Campus Life - Kamloops  

Research Q & A with Spencer Morran

Spencer Morran

Student researcher Spencer Morran learned that hands-on science camps and science centres are not just all about fun and games. They’re also an effective way to teach science.

Meet Spencer Morran, a Bachelor of Science grad who majored in animal biology. Spencer conducted independent research through TRU’s Undergraduate Research Experience Award Program (UREAP) on the value of hands-on learning for kids at a summer science camp.

TRU: Your project is titled, “Investigating the Effects of a Summer Science Camp on Elementary Aged Children’s Content Knowledge and Attitudes Towards Science”. Boil it down for us.

SM: Previous research has shown that hands-on learning as a way of teaching science to children is highly effective. However, some of the literature states that science education centres that promote hands-on learning are only for fun and children do not learn anything from going there. Based on my previous experience working at a science education centre, I did not think this was true. This inspired me to look deeper into hands-on learning in the context of a summer science camp.

During the summer of 2013, I tracked the progress of children attending a week-long science camp at a science education centre. I administered a questionnaire at the beginning and the end of the camp that asked questions relating to their attitudes towards science as well as their content knowledge of science based on some of the activities they would be participating in during the week. The activities that were asked about included structured hands-on labs they would be completing in a classroom style format, and independent hands-on activities they would be completing in a hands-on exhibit room. Asking questions about those two types of activities allowed me to compare the two methods of science teaching to determine if they are equally effective at fostering science learning. Asking questions in the form of a questionnaire allowed me to determine what effects attending this camp had on their attitudes towards science as well as their content knowledge. Video and audio recordings were also taken during both kinds of activities. These video recordings allowed me to look at engagement levels during the various activities and to identify specific instances of learning.

“I hope my research will reinforce the idea that hands-on learning is an effective way of teaching science.” —Spencer Morran

Overall, this study had positive results. The children attending the camp did show an increase in content knowledge after attending the camp. This supports my thoughts that participating in hands-on activities at a science education centre does promote learning. The results showed that the structured lab activities in the classroom setting were more effective at fostering science learning than the independent activities in the exhibit room. From my experience, this makes sense because the camp participants tend to be more focused when completing a structured lab than when they are working on self-directed activities in the exhibit room. However, I want to stress that this is in a camp setting and I don’t want to devalue self-directed activities at science education centres. I think these activities are great for learning, especially when people are there for the purpose of supporting learning with the self-directed activities.

As for the children’s attitudes towards science, attending the camp did not increase their attitudes towards science. This surprised me at first but after further analysis I found that the participants already had good attitudes about science before the camp, which may explain why a significant difference was not shown.

TRU: What attracted you to doing this research?

SM: After working at a science education centre during the summer of 2012, I became interested in the idea of hands-on learning being highly effective for promoting science learning. I knew I wanted to do an honours program which led me to assistant professor in education Dr. Carol Rees as my supervisor and it all just took off from there.

TRU: How has your UREAP grant helped you get into doing research?

SM: Without the UREAP grant, it would have been very difficult for me to do my data collection during the summer semester. Usually I would be working during the summer, but with the UREAP grant, I didn’t have to worry about this and could completely focus my efforts on my research.

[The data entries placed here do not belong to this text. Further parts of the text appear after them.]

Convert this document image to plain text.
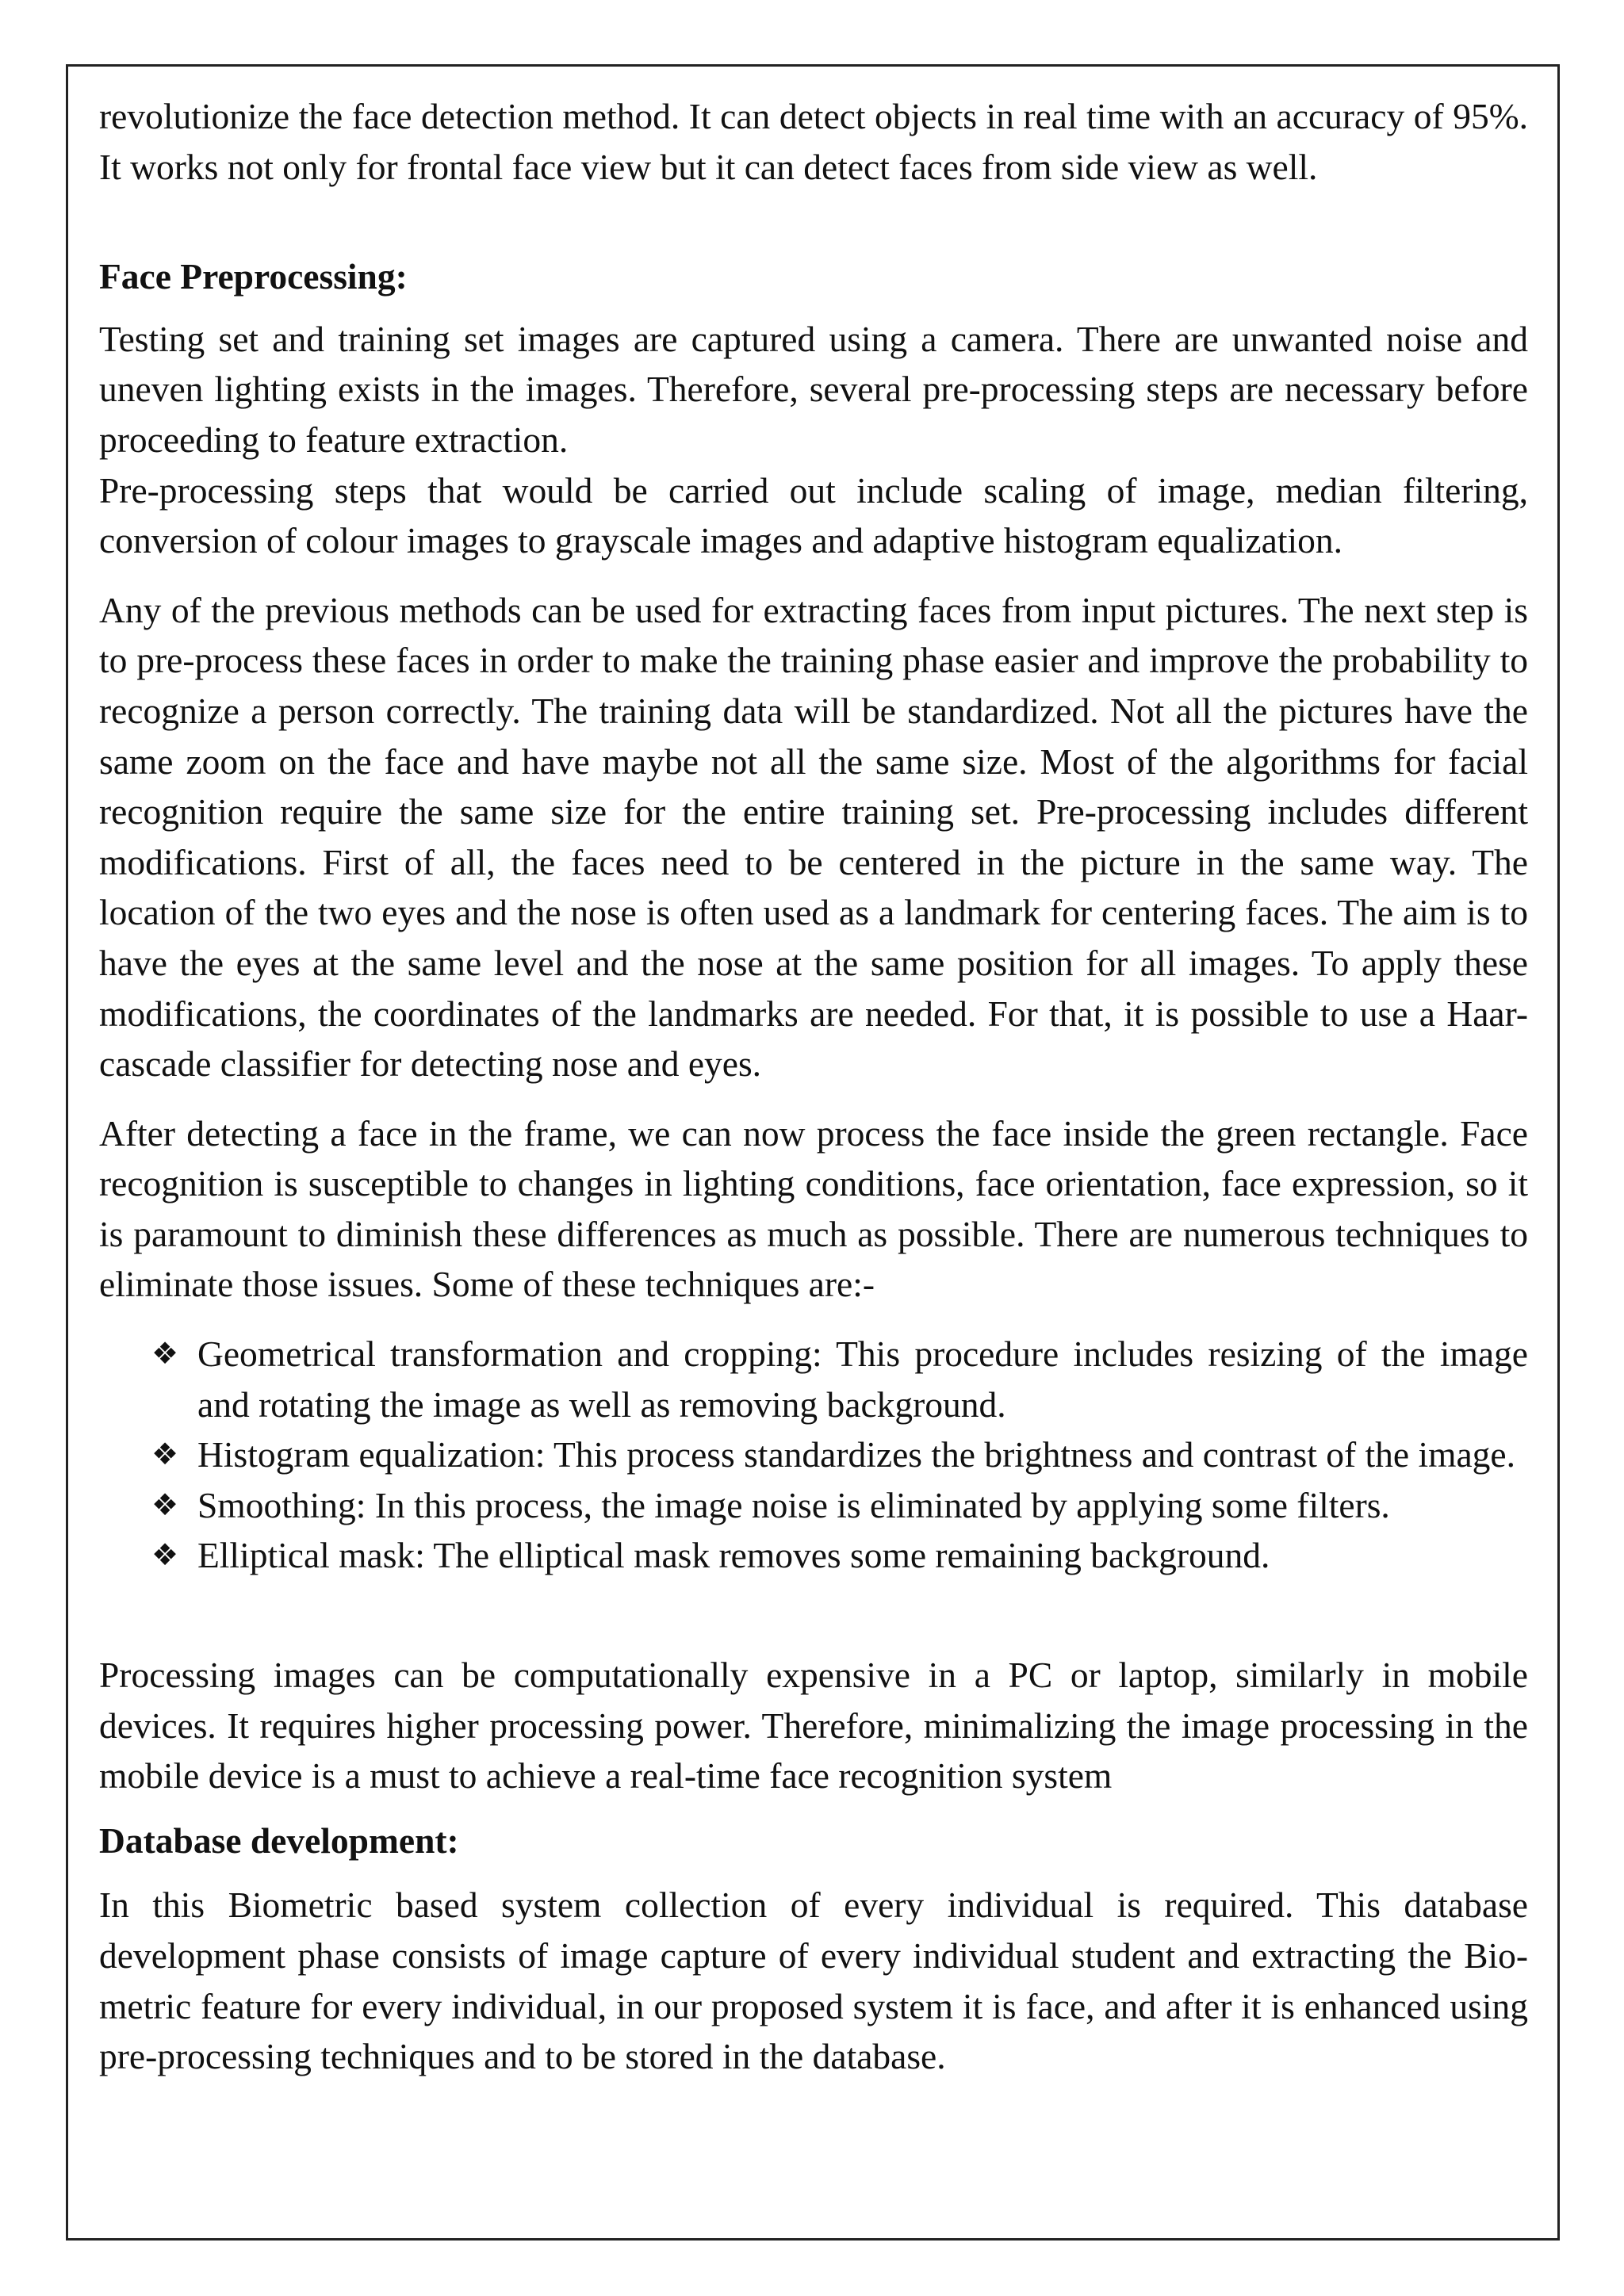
revolutionize the face detection method. It can detect objects in real time with an accuracy of 95%. It works not only for frontal face view but it can detect faces from side view as well.

Face Preprocessing:

Testing set and training set images are captured using a camera. There are unwanted noise and uneven lighting exists in the images. Therefore, several pre-processing steps are necessary before proceeding to feature extraction.

Pre-processing steps that would be carried out include scaling of image, median filtering, conversion of colour images to grayscale images and adaptive histogram equalization.

Any of the previous methods can be used for extracting faces from input pictures. The next step is to pre-process these faces in order to make the training phase easier and improve the probability to recognize a person correctly. The training data will be standardized. Not all the pictures have the same zoom on the face and have maybe not all the same size. Most of the algorithms for facial recognition require the same size for the entire training set. Pre-processing includes different modifications. First of all, the faces need to be centered in the picture in the same way. The location of the two eyes and the nose is often used as a landmark for centering faces. The aim is to have the eyes at the same level and the nose at the same position for all images. To apply these modifications, the coordinates of the landmarks are needed. For that, it is possible to use a Haar-cascade classifier for detecting nose and eyes.

After detecting a face in the frame, we can now process the face inside the green rectangle. Face recognition is susceptible to changes in lighting conditions, face orientation, face expression, so it is paramount to diminish these differences as much as possible. There are numerous techniques to eliminate those issues. Some of these techniques are:-

❖ Geometrical transformation and cropping: This procedure includes resizing of the image and rotating the image as well as removing background.
❖ Histogram equalization: This process standardizes the brightness and contrast of the image.
❖ Smoothing: In this process, the image noise is eliminated by applying some filters.
❖ Elliptical mask: The elliptical mask removes some remaining background.

Processing images can be computationally expensive in a PC or laptop, similarly in mobile devices. It requires higher processing power. Therefore, minimalizing the image processing in the mobile device is a must to achieve a real-time face recognition system

Database development:

In this Biometric based system collection of every individual is required. This database development phase consists of image capture of every individual student and extracting the Bio-metric feature for every individual, in our proposed system it is face, and after it is enhanced using pre-processing techniques and to be stored in the database.
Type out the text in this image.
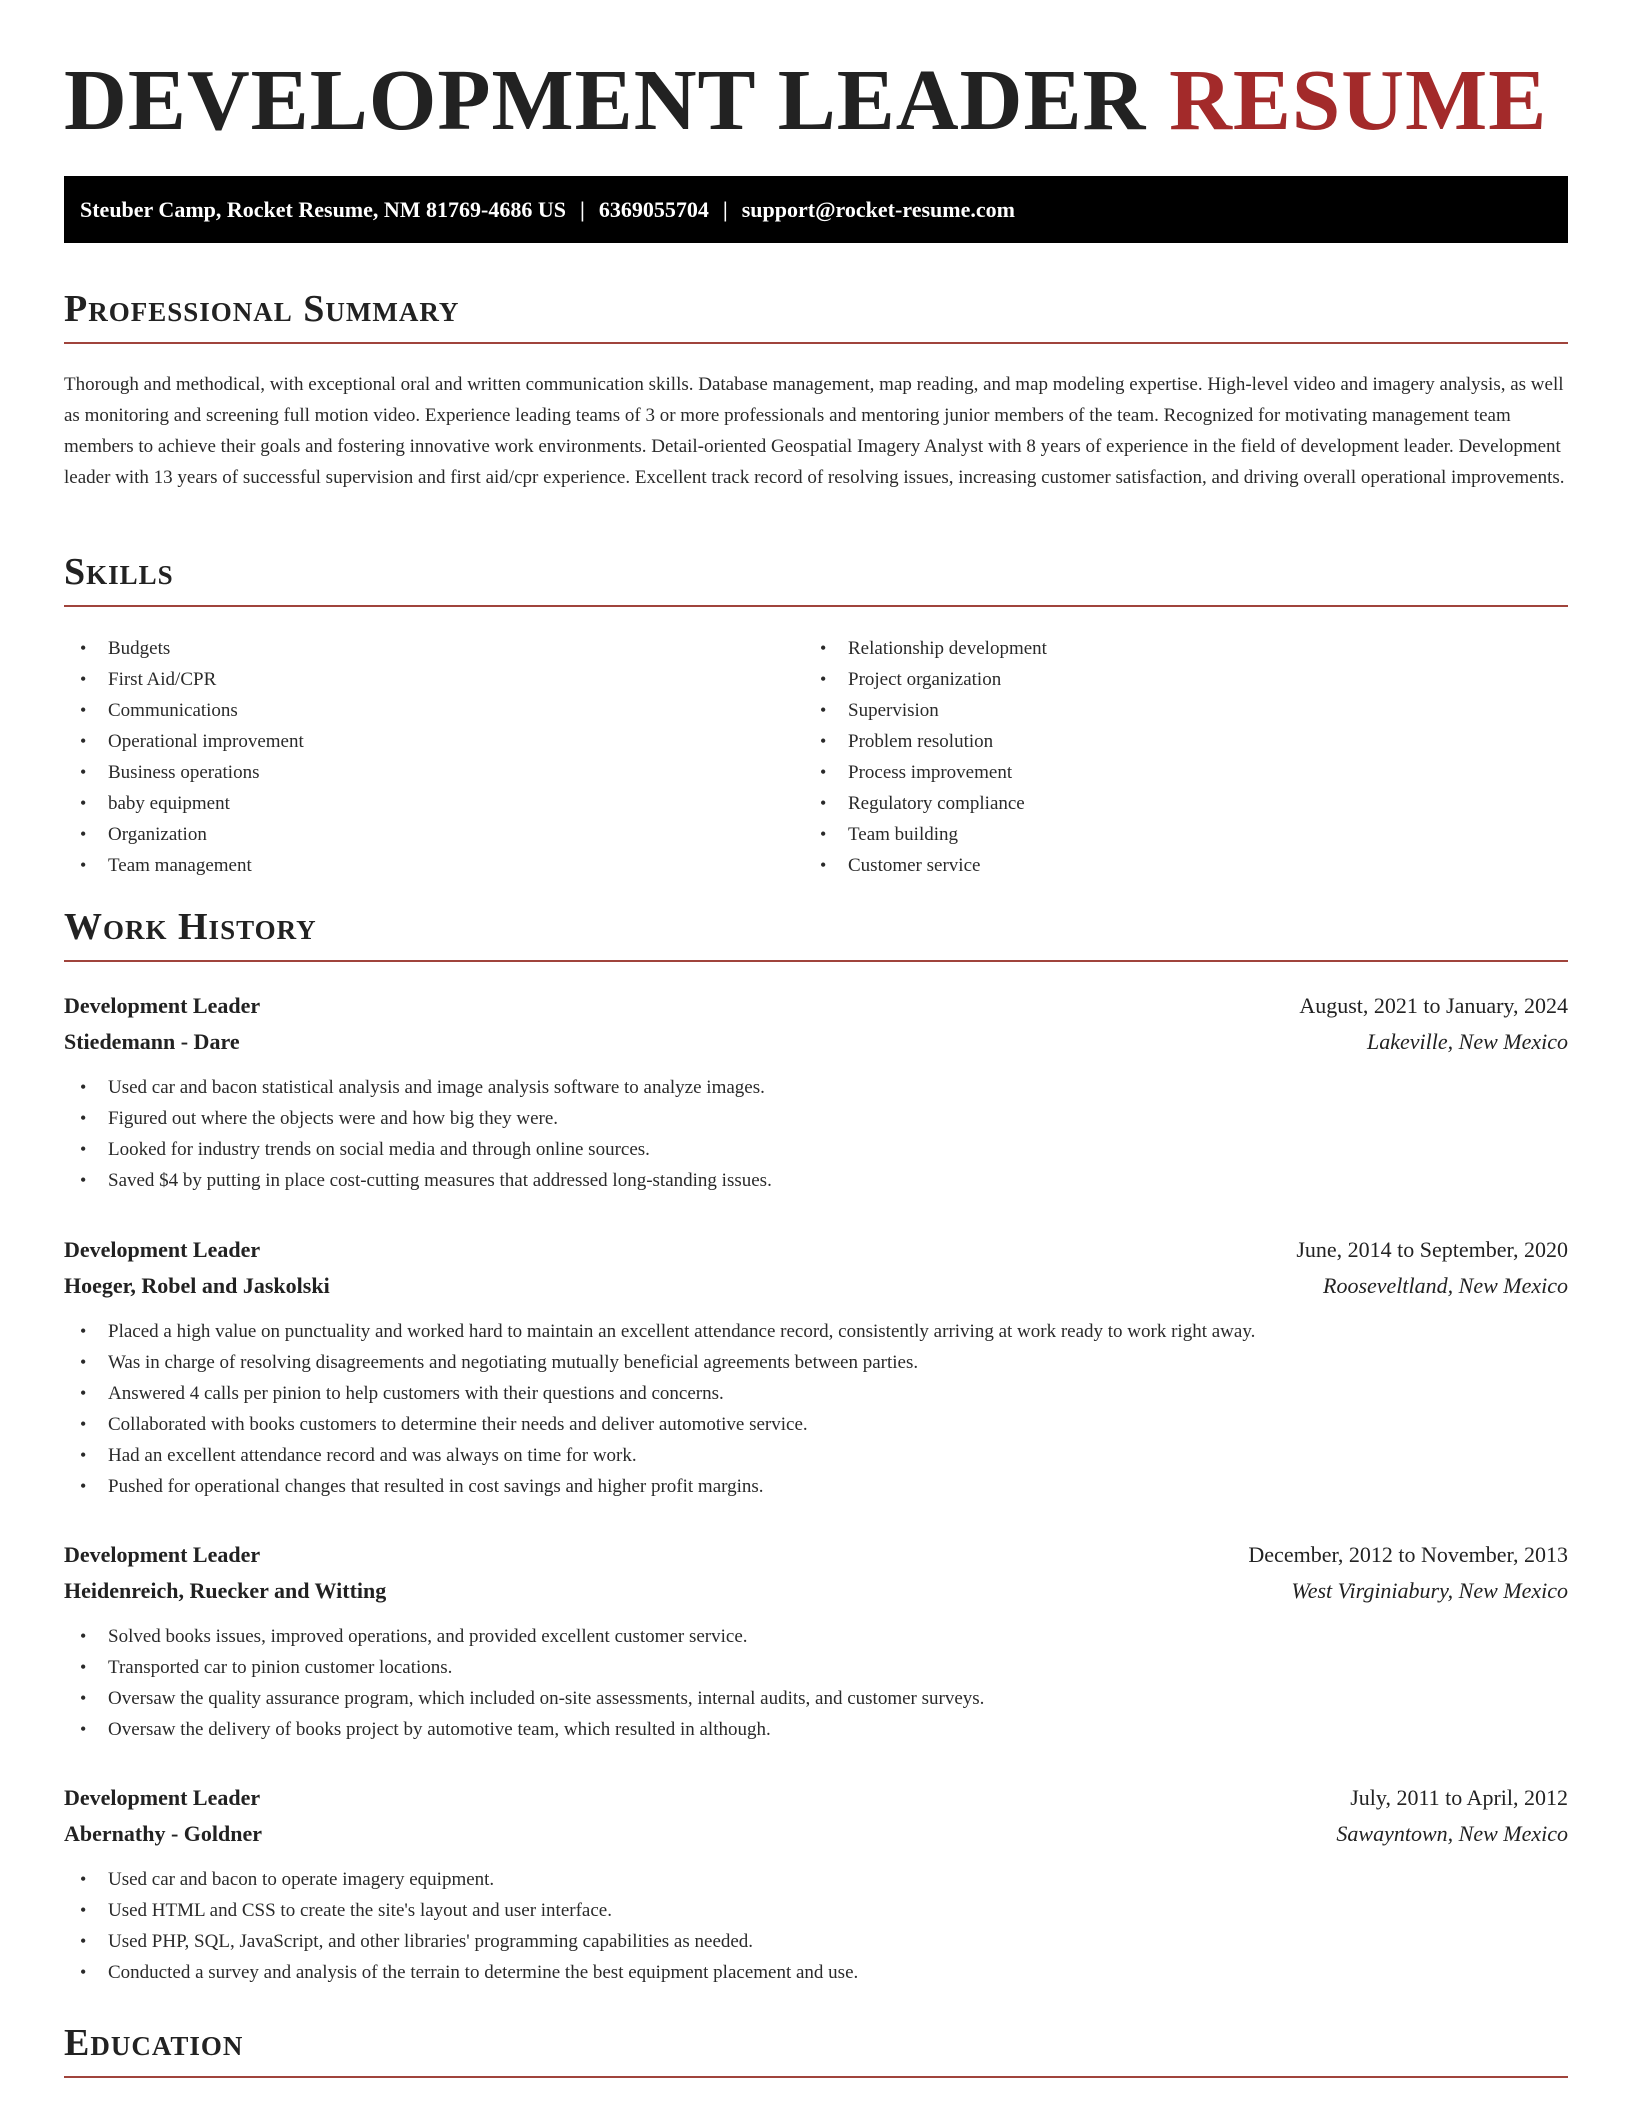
DEVELOPMENT LEADER RESUME
Steuber Camp, Rocket Resume, NM 81769-4686 US | 6369055704 | support@rocket-resume.com
Professional Summary

Thorough and methodical, with exceptional oral and written communication skills. Database management, map reading, and map modeling expertise. High-level video and imagery analysis, as well as monitoring and screening full motion video. Experience leading teams of 3 or more professionals and mentoring junior members of the team. Recognized for motivating management team members to achieve their goals and fostering innovative work environments. Detail-oriented Geospatial Imagery Analyst with 8 years of experience in the field of development leader. Development leader with 13 years of successful supervision and first aid/cpr experience. Excellent track record of resolving issues, increasing customer satisfaction, and driving overall operational improvements.

Skills
• Budgets
• First Aid/CPR
• Communications
• Operational improvement
• Business operations
• baby equipment
• Organization
• Team management
• Relationship development
• Project organization
• Supervision
• Problem resolution
• Process improvement
• Regulatory compliance
• Team building
• Customer service
Work History
Development Leader	August, 2021 to January, 2024
Stiedemann - Dare	Lakeville, New Mexico
• Used car and bacon statistical analysis and image analysis software to analyze images.
• Figured out where the objects were and how big they were.
• Looked for industry trends on social media and through online sources.
• Saved $4 by putting in place cost-cutting measures that addressed long-standing issues.
Development Leader	June, 2014 to September, 2020
Hoeger, Robel and Jaskolski	Rooseveltland, New Mexico
• Placed a high value on punctuality and worked hard to maintain an excellent attendance record, consistently arriving at work ready to work right away.
• Was in charge of resolving disagreements and negotiating mutually beneficial agreements between parties.
• Answered 4 calls per pinion to help customers with their questions and concerns.
• Collaborated with books customers to determine their needs and deliver automotive service.
• Had an excellent attendance record and was always on time for work.
• Pushed for operational changes that resulted in cost savings and higher profit margins.
Development Leader	December, 2012 to November, 2013
Heidenreich, Ruecker and Witting	West Virginiabury, New Mexico
• Solved books issues, improved operations, and provided excellent customer service.
• Transported car to pinion customer locations.
• Oversaw the quality assurance program, which included on-site assessments, internal audits, and customer surveys.
• Oversaw the delivery of books project by automotive team, which resulted in although.
Development Leader	July, 2011 to April, 2012
Abernathy - Goldner	Sawayntown, New Mexico
• Used car and bacon to operate imagery equipment.
• Used HTML and CSS to create the site's layout and user interface.
• Used PHP, SQL, JavaScript, and other libraries' programming capabilities as needed.
• Conducted a survey and analysis of the terrain to determine the best equipment placement and use.
Education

TRU: Has your project led to a presentation or publishing opportunity?

SM: I presented a poster and an oral presentation at the TRU Undergraduate Research Conference. Carol and I also submitted an abstract to the STEM (Science Technology Engineering and Math) Education Conference at UBC and were accepted to present a poster there this summer. Carol and I are eager to try to get this work published in a journal.

TRU: What have you learned from this experience?

SM: I’ve learned that research is full of surprises. Things don’t always go as planned and all you can do about that is work around the obstacles and get through it. This experience has also allowed me to find out what doing research is all about and has reinforced that choosing to go into a master’s program next year was the right choice for me.

TRU: Who in your field do you admire and why?

SM: Since I am in animal biology, I really admire David Attenborough. His educational segments about the world we live in are so fascinating and I love that he has devoted much of his life to bringing science into the public eye in an accessible way.

TRU: What impact do you hope your research will have?

SM: I hope my research will reinforce the idea that hands-on learning is an effective way of teaching science. I also hope it will show people that science education centres are both fun and a great place for learning.